Conservator of Forests Ashish Kumar Srivastava (second left) at the photo exhibition in Udhagamandalam on Saturday.

Way back in September 1986 when the Nilgiri Biosphere Reserve (NBR), the first of its kind in the country, was launched and a national symposium was organised here to prepare an action plan for the conservation and management of the reserve and the proposed reserves, T.N. Seshan, the then Secretary, Union Ministry of Environment and Forests, had observed that the world was on the brink of an ecological disaster and the biosphere reserve development programme launched in 234 reserves in 63 countries with UNESCO assistance was aimed at preserving the ecology and environment for the future.

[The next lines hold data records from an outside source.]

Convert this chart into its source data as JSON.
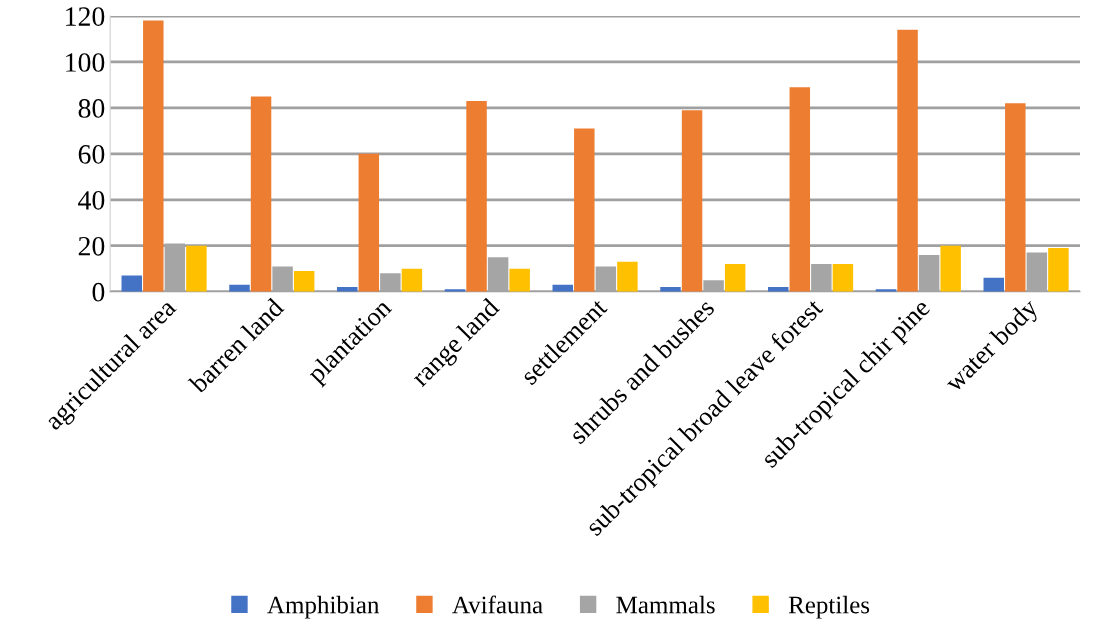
{
  "chart_data": {
    "type": "bar",
    "categories": [
      "agricultural area",
      "barren land",
      "plantation",
      "range land",
      "settlement",
      "shrubs and bushes",
      "sub-tropical broad leave forest",
      "sub-tropical chir pine",
      "water body"
    ],
    "series": [
      {
        "name": "Amphibian",
        "color": "#4472c4",
        "values": [
          7,
          3,
          2,
          1,
          3,
          2,
          2,
          1,
          6
        ]
      },
      {
        "name": "Avifauna",
        "color": "#ed7d31",
        "values": [
          118,
          85,
          60,
          83,
          71,
          79,
          89,
          114,
          82
        ]
      },
      {
        "name": "Mammals",
        "color": "#a5a5a5",
        "values": [
          21,
          11,
          8,
          15,
          11,
          5,
          12,
          16,
          17
        ]
      },
      {
        "name": "Reptiles",
        "color": "#ffc000",
        "values": [
          20,
          9,
          10,
          10,
          13,
          12,
          12,
          20,
          19
        ]
      }
    ],
    "ylim": [
      0,
      120
    ],
    "yticks": [
      0,
      20,
      40,
      60,
      80,
      100,
      120
    ],
    "grid": "y",
    "legend": "bottom"
  }
}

To what extent his words of caution have been heeded and how much of the objective of the programme has been achieved is a matter of conjecture. However, ever since the launch, any programme relating to the NBR organised here has attracted the attention of the people particularly those keeping track of the progress of the programme.

In tune with this, a photo exhibition on the NBR put together by a wildlife and nature photographer K.B. Nagendiran at the horticulture complex here on Saturday turned out to be big draw.

It depicted through a collection of about 250 photographs taken over eight years, the rich bio diversity of the NBR including its shola-grassland ecology and its fauna.

Lauding the effort, Ashish Kumar Srivastava, conservator of Forests, who inaugurated the exhibition told The Hindu that it showcased the real beauty of the Blue Mountains.

Pictures of the breathtaking scenic spots in far flung areas of the district should be made available to tourists. Stating that the government can only facilitate, he said that the people should come forward to support the cause of the ecology.

Adverting to the reputation of the NBR being a biodiversity hot spot, Mr. Nagendran listed its attributes and added that its fauna includes over 100 species of mammals, 350 species of birds, 80 species of reptiles and amphibians, 300 species of butterflies and innumerable invertebrates, 39 species of fish and 31 amphibians.

Stating that it was also a critical catchment area of peninsular India, he said that many of the major tributaries of river Cauvery like the Bhavani, Moyar and Kabini have their source within the reserve. Conservation and management of the NBR depends to a large extent on the coordination between governmental agencies and the local people.

Pointing out that the exhibition represents the initiative of individuals to enhance awareness about the need to conserve the NBR for posterity, he said that it will be open on Sunday also.